Amendment 40, set to begin June 1, divides the recreational red snapper component (49 percent of the overall allowable annual take) into a recreational sector, which will receive 57.7 percent of that 49 percent, and a “... federal for-hire component, which is comprised of all for-hire operators with a valid or renewable federal reef fish charter vessel/headboat permit” that will receive 42.3 percent of recreational take.
The federal announcement also carried the note that each of these two components of the recreational portion will end, “... when the individual component’s annual catch target is projected to be caught.”
Federal managers also explained that 20-percent “buffer” is factored into the recreational take to arrive at the recreational “annual catch target.” The recreational season will be announced by early May. Amendment 40 has a three-year sunset provision.

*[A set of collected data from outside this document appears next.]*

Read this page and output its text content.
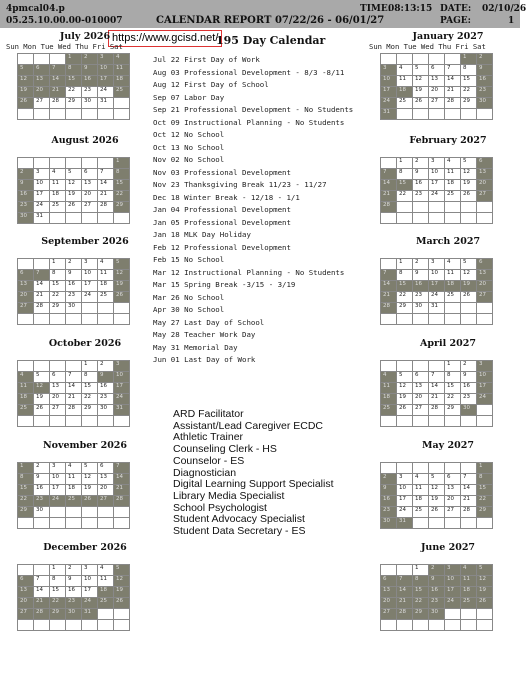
4pmcal04.p
05.25.10.00.00-010007	CALENDAR REPORT 07/22/26 - 06/01/27
TIME:
08:13:15 DATE: 02/10/26
PAGE:	1
https://www.gcisd.net/
195 Day Calendar
July 2026
Sun Mon Tue Wed Thu Fri Sat
			1	2	3	4
5	6	7	8	9	10	11
12	13	14	15	16	17	18
19	20	21	22	23	24	25
26	27	28	29	30	31	

August 2026
						1
2	3	4	5	6	7	8
9	10	11	12	13	14	15
16	17	18	19	20	21	22
23	24	25	26	27	28	29
30	31					
September 2026
		1	2	3	4	5
6	7	8	9	10	11	12
13	14	15	16	17	18	19
20	21	22	23	24	25	26
27	28	29	30			

October 2026
				1	2	3
4	5	6	7	8	9	10
11	12	13	14	15	16	17
18	19	20	21	22	23	24
25	26	27	28	29	30	31

November 2026
1	2	3	4	5	6	7
8	9	10	11	12	13	14
15	16	17	18	19	20	21
22	23	24	25	26	27	28
29	30					

December 2026
		1	2	3	4	5
6	7	8	9	10	11	12
13	14	15	16	17	18	19
20	21	22	23	24	25	26
27	28	29	30	31		

January 2027
Sun Mon Tue Wed Thu Fri Sat
					1	2
3	4	5	6	7	8	9
10	11	12	13	14	15	16
17	18	19	20	21	22	23
24	25	26	27	28	29	30
31						
February 2027
	1	2	3	4	5	6
7	8	9	10	11	12	13
14	15	16	17	18	19	20
21	22	23	24	25	26	27
28						

March 2027
	1	2	3	4	5	6
7	8	9	10	11	12	13
14	15	16	17	18	19	20
21	22	23	24	25	26	27
28	29	30	31			

April 2027
				1	2	3
4	5	6	7	8	9	10
11	12	13	14	15	16	17
18	19	20	21	22	23	24
25	26	27	28	29	30	

May 2027
						1
2	3	4	5	6	7	8
9	10	11	12	13	14	15
16	17	18	19	20	21	22
23	24	25	26	27	28	29
30	31					
June 2027
		1	2	3	4	5
6	7	8	9	10	11	12
13	14	15	16	17	18	19
20	21	22	23	24	25	26
27	28	29	30			

Jul 22 First Day of Work
Aug 03 Professional Development - 8/3 -8/11
Aug 12 First Day of School
Sep 07 Labor Day
Sep 21 Professional Development - No Students
Oct 09 Instructional Planning - No Students
Oct 12 No School
Oct 13 No School
Nov 02 No School
Nov 03 Professional Development
Nov 23 Thanksgiving Break 11/23 - 11/27
Dec 18 Winter Break - 12/18 - 1/1
Jan 04 Professional Development
Jan 05 Professional Development
Jan 18 MLK Day Holiday
Feb 12 Professional Development
Feb 15 No School
Mar 12 Instructional Planning - No Students
Mar 15 Spring Break -3/15 - 3/19
Mar 26 No School
Apr 30 No School
May 27 Last Day of School
May 28 Teacher Work Day
May 31 Memorial Day
Jun 01 Last Day of Work
ARD Facilitator
Assistant/Lead Caregiver ECDC
Athletic Trainer
Counseling Clerk - HS
Counselor - ES
Diagnostician
Digital Learning Support Specialist
Library Media Specialist
School Psychologist
Student Advocacy Specialist
Student Data Secretary - ES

CCA’s response to “sector separation” was based on the association’s belief that Amendment 40 penalizes private recreational fishermen for the benefit of the charterboat and for-hire businesses, based mostly in Florida and Alabama.
“Amendment 40 embodies everything that is wrong with federal management of our marine resources. It is completely out of step with this nation’s heritage of wildlife resource management,” CCA sppkesman Bill Bird said.
“It has been overwhelmingly opposed at every step in the process, but a very small minority has been allowed to manipulate the system to their personal advantage.”
CCA further claimed the new rule “... constitutes agency action that is arbitrary and capricious, an abuse of discretion, not in accordance with law and in excess of statutory jurisdiction, authority, or limitations.”
A note from a Plaquemine resident warns that La. 75, better known as Belleview Road, will be closed from 8 a.m.-6 p.m. Saturday.
Kirk Rhinehart is always looking for a place to take his sons, Parker and Garrett, fishing, and found a just-right spot amidst all the rain and high water of the last week.
They’re fishing in the spring floodwaters in the batture of the Mississippi River with jug lines, a method documented as being used by American Indians as far back as the first European settlers to land in south Louisiana.
And Saturday, the Rhineharts had something to celebrate, something more than the handful of giant blue and flathead catfish they landed.
It was an albino blue catfish.
“That was a cool fish, the first white catfish I’ve ever seen,” Papa Kirk said. “I’ve seen some that were piebald, blotchy, but this one was pure white and had dark, reddish eyes. It was cool, too, that we caught a smaller flathead catfish on the same line.
“We’ve been juglining for a bunch of years, but this is the first year we’ve tried on the river levee when the water is up,” he continued. “It’s chance to catch flatheads, which is a fish we don’t see a lot here.”
Ever since the State Legislature approved silencers to hunt feral hogs in Louisiana, hunters and landowners have had questions about how adaptive and effective this equipment can be.
From 11 a.m.-5 p.m. Friday, Hunter’s Run Gun Club in Port Allen, SilencerCo representative Jim York and other staffers will answer those questions and allow shooters to fire weapons as part of its Quiet Riot Tour.
“We’ll have all the products in our line, everything from 22 (caliber), rimfire and shotguns,” York said.
State and federal regulations will be covered. Jim’s Firearms is the supporting dealer.